Father Mother Sister Brother
- traumfabrikblog
- 10 ore fa
- Tempo di lettura: 3 min
2025, 110 min.
Di Jim Jarmusch
Con Adam Driver, Tom Waits, Cate Blanchett
Recensione di Marco Santoro
Spoilerometro:

Jim Jarmusch è un veterano del cinema indipendente. L’approccio concettuale e contemplativo ma allo stesso tempo basato sul sentire delle sue opere è qualcosa che spesso ritorna nel suo operato, e che in Father Mother Sister Brother emerge in modo chiaro. È un rappresentare il sentire attraverso esempi e la loro comparazione da parte dello spettatore, che così facendo può dedurre intuitivamente l’essenza di qualcosa, senza rimanere intrappolato in una definizione limitante.

Nella sua ultima opera, Father Mother Sister Brother, il tema è quello delle relazioni familiari. In linea con alcune sue opere precedenti, Jarmusch mette in forma scegliendo una struttura a capitoli: dividendo il film in tre storie separate che si susseguono, l’attenzione è concentrata rispettivamente sulla figura di un padre, poi di una madre, poi di una sorella e di un fratello. Il numero tre è centrale: il padre si relaziona con il figlio e la figlia nella prima, la madre si relaziona con le due figlie nella seconda, i due fratelli gemelli si relazionano con la casa dei genitori nella terza storia. Il tre è importante quanto il quattro, dove il quarto elemento è la presenza della mancanza: il tema della perdita, o semplicemente dell’assenza, ritorna in tutte e tre le storie. Nella prima manca la madre, nella seconda il padre, nella terza entrambi, sostituiti da una casa vuota e un box auto pieno, totem intoccabile, concentrato di emotività, difficile da disassemblare, come sono difficili da processare le foto di famiglia. Le storie hanno in comune tra loro non ambientazione e personaggi, bensì tutto ciò che esiste tra le righe, tutto l’evidente e il non detto che affiora nel sentire le relazioni tra esseri umani associati da un legame familiare: tutto ciò che chiunque può essere in grado di percepire e provare in quanto membro di una famiglia.

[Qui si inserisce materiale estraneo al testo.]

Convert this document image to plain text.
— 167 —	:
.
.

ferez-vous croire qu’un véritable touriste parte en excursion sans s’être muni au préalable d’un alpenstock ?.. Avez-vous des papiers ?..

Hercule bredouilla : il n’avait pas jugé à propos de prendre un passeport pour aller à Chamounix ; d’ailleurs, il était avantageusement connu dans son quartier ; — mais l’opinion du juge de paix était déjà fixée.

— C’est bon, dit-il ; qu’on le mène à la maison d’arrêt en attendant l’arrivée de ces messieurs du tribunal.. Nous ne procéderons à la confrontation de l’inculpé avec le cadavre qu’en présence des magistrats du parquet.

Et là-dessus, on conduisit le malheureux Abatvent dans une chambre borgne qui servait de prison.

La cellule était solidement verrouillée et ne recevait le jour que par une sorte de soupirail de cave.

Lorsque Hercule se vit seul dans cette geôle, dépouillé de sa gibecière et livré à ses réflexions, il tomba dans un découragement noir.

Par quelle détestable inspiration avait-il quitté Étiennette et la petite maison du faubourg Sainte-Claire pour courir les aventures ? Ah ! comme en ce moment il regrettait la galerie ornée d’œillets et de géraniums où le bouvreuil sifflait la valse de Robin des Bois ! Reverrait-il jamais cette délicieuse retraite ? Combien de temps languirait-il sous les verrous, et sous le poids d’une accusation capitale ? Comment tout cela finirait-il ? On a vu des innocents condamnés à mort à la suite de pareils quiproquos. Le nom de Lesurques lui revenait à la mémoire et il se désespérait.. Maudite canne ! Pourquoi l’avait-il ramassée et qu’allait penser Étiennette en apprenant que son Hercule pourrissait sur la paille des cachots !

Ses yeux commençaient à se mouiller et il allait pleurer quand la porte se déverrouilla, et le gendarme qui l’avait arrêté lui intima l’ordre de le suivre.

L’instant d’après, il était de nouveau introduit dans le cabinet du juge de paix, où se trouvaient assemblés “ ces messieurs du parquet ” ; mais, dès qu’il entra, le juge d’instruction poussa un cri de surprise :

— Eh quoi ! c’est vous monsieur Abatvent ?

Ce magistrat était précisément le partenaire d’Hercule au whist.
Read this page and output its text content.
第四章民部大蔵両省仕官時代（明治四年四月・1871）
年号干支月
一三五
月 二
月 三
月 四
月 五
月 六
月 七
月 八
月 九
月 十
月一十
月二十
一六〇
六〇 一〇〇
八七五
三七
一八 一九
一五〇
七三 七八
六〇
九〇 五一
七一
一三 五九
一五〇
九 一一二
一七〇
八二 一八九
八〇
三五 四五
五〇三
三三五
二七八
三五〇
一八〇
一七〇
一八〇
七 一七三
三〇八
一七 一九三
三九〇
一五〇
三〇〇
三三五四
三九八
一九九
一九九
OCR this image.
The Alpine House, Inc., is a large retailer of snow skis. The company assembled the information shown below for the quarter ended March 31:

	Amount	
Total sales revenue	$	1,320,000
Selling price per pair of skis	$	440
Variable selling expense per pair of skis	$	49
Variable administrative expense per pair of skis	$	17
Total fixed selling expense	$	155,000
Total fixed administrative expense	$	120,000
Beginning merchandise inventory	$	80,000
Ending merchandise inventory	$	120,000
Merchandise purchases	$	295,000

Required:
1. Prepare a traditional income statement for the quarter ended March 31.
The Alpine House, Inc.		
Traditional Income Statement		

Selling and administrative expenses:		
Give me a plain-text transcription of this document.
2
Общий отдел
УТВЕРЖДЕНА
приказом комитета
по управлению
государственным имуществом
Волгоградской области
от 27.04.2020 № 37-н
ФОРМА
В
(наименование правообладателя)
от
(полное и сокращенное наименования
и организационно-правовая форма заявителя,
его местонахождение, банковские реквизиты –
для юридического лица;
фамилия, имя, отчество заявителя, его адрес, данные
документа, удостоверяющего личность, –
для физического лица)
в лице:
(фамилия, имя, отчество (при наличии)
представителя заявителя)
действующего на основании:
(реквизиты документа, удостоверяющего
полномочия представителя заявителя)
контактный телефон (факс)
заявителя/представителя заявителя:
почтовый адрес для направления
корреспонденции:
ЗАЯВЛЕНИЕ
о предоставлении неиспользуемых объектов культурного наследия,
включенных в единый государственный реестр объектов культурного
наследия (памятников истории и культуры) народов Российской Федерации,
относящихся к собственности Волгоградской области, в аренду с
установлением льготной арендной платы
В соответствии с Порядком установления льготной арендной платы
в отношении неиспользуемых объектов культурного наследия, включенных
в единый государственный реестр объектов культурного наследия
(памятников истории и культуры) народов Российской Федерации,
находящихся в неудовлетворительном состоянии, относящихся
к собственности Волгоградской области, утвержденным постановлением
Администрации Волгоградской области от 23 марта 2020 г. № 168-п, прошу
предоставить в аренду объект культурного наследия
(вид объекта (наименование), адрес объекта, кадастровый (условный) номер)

Jarmusch sembra non essere interessato a fornirci la definizione assoluta di famiglia, piuttosto ne lascia emergere l’essenza mediante rappresentazioni esemplari, portando in primissimo piano quelle dinamiche, quei momenti inafferrabili, quelle sensazioni a pelle che sono sempre presenti in ogni famiglia, da sempre, e per farlo lascia fuori tutto ciò che non è strettamente necessario a tale scopo: i dialoghi non sono importanti quanto piuttosto lo sono i gesti accennati, gli sguardi, i non detti e il dato per scontato. Con poche pennellate Jarmusch dipinge esattamente quanto di più personale, intimo e al contempo universale vi è in tutte le famiglie, ovvero il concetto stesso di familiare, e lo fa lasciandocelo sentire, vedere, piuttosto che descrivendocelo. Il ritorno, uguale, di determinate frasi, tematiche e situazioni di fondo in tutte e tre le storie, che possono ogni volta essere spontaneamente declinate in modo diverso dallo spettatore che ne fa la sintesi, non fa altro che evidenziare questa essenza della familiarità. Essa in questo modo diventa protagonista, e il regista ne è consapevole artefice, sfrondando dettagli aggiuntivi e narrazioni accessorie che nel caso di questo film sarebbero superflue e fuori tema - e in questo modo Jarmusch riesce in qualcosa di non facile, dimostrando tutta l’esperienza maturata nella sua carriera.

Vedere un film così ha l’effetto di farci sentire meno soli, più piccoli, volendo anche un po’ ridicoli, ma in senso positivo e liberatorio. La famiglia dalla quale proveniamo e di cui facciamo parte è come tutte le altre: un concentrato di intimità e di relazioni archetipiche, un teatro privato in miniatura ad imitazione del mondo esterno in cui tutto nasce, cresce, ritorna e che prepara, bene o male, al sociale e al pubblico. Il particolare è universale.